When we feel dark and formless, chaotic and listless, Isaiah’s prophetic voice reminds us to look up and consider the indestructible link to our Creator who has the power to create out of nothing and to incarnate as Messiah born in a stable.
God, empower us to arise and shine! Lord, have mercy on us when we keep our heads down, failing to accept the radiance that you intend for us. Amen.
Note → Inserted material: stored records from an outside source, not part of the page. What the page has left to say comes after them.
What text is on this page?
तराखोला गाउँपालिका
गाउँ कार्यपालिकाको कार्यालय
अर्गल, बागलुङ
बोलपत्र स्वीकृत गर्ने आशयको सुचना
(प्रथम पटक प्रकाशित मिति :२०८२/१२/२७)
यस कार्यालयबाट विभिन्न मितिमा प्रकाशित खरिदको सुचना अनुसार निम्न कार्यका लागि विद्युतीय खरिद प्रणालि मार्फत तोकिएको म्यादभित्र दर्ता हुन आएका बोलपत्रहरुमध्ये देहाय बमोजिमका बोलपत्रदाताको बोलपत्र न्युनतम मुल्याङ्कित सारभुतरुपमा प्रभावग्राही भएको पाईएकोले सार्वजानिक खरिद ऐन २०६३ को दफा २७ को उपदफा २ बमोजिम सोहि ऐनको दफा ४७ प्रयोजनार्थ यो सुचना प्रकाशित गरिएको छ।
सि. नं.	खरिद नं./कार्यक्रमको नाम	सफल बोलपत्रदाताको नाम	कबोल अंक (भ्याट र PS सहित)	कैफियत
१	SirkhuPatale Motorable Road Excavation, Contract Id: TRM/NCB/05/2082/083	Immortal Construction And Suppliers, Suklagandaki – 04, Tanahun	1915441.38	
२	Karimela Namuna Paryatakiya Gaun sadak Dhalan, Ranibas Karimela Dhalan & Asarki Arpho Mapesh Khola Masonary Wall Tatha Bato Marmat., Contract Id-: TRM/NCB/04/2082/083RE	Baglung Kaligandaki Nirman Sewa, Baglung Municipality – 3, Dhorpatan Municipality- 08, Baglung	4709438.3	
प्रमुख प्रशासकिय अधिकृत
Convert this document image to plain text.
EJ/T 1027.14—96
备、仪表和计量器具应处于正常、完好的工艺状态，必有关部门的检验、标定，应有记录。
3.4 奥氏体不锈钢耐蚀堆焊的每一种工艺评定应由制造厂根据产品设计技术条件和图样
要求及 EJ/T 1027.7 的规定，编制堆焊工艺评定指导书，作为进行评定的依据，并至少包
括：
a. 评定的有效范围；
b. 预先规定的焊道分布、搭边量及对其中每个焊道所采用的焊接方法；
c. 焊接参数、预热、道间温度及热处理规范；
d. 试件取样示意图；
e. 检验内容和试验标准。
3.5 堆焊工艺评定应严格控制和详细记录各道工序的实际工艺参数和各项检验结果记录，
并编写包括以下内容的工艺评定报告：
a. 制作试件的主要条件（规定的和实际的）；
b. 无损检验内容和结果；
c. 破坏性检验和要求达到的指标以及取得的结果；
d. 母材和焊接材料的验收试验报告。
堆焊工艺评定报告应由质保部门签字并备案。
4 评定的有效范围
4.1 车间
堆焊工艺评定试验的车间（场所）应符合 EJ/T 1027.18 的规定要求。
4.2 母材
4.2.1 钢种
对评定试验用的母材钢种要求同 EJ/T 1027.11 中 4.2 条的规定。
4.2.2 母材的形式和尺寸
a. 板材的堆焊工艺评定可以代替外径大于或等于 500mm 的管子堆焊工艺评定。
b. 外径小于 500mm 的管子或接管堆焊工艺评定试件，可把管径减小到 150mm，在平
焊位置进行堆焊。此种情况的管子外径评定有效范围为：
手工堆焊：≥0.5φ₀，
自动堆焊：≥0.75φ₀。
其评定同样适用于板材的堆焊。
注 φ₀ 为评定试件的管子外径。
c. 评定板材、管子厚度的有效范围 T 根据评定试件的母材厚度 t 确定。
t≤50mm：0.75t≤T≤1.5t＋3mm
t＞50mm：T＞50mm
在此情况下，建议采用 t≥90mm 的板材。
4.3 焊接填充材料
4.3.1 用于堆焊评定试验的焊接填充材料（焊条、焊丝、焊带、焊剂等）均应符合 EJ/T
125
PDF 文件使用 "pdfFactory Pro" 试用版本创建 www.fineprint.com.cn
This week’s readings use both water and wind (Spirit) in a variety of ways. Water and wind are present in the Genesis story of God's bringing order out of chaos. Both the epistle and Gospel bring images of water in baptism and with the Spirit present. The psalmist invokes the voice of God thundering over waves and causing trees to shake. In the account of Jesus’ baptism, that same voice breaks through to proclaim that Jesus is God’s Son, the Beloved. Also, in the middle of this week, we celebrate Epiphany with Isaiah's inspiring vision of dawn breaking and the invitation to arise and shine because Light has come to us.
Read Genesis 1:1-5. Where have you seen God bringing order out of chaos in your life? What are the situations in your life or in our world that seem formless or chaotic now? Can you see God working to bring order in those situations?
Read Psalm 29. How do you respond to the powerful images of God’s action reflected in this psalm?
Read Acts 19:1-7. How would you answer Paul’s question: “Did you receive the Holy Spirit when you became [a believer]?” How do you see the Spirit active in your life?
Read Mark 1:4-11. Can you hear God saying to you, “You are my child, the beloved; with you I am well pleased”? How does it feel to imagine God saying those words to you?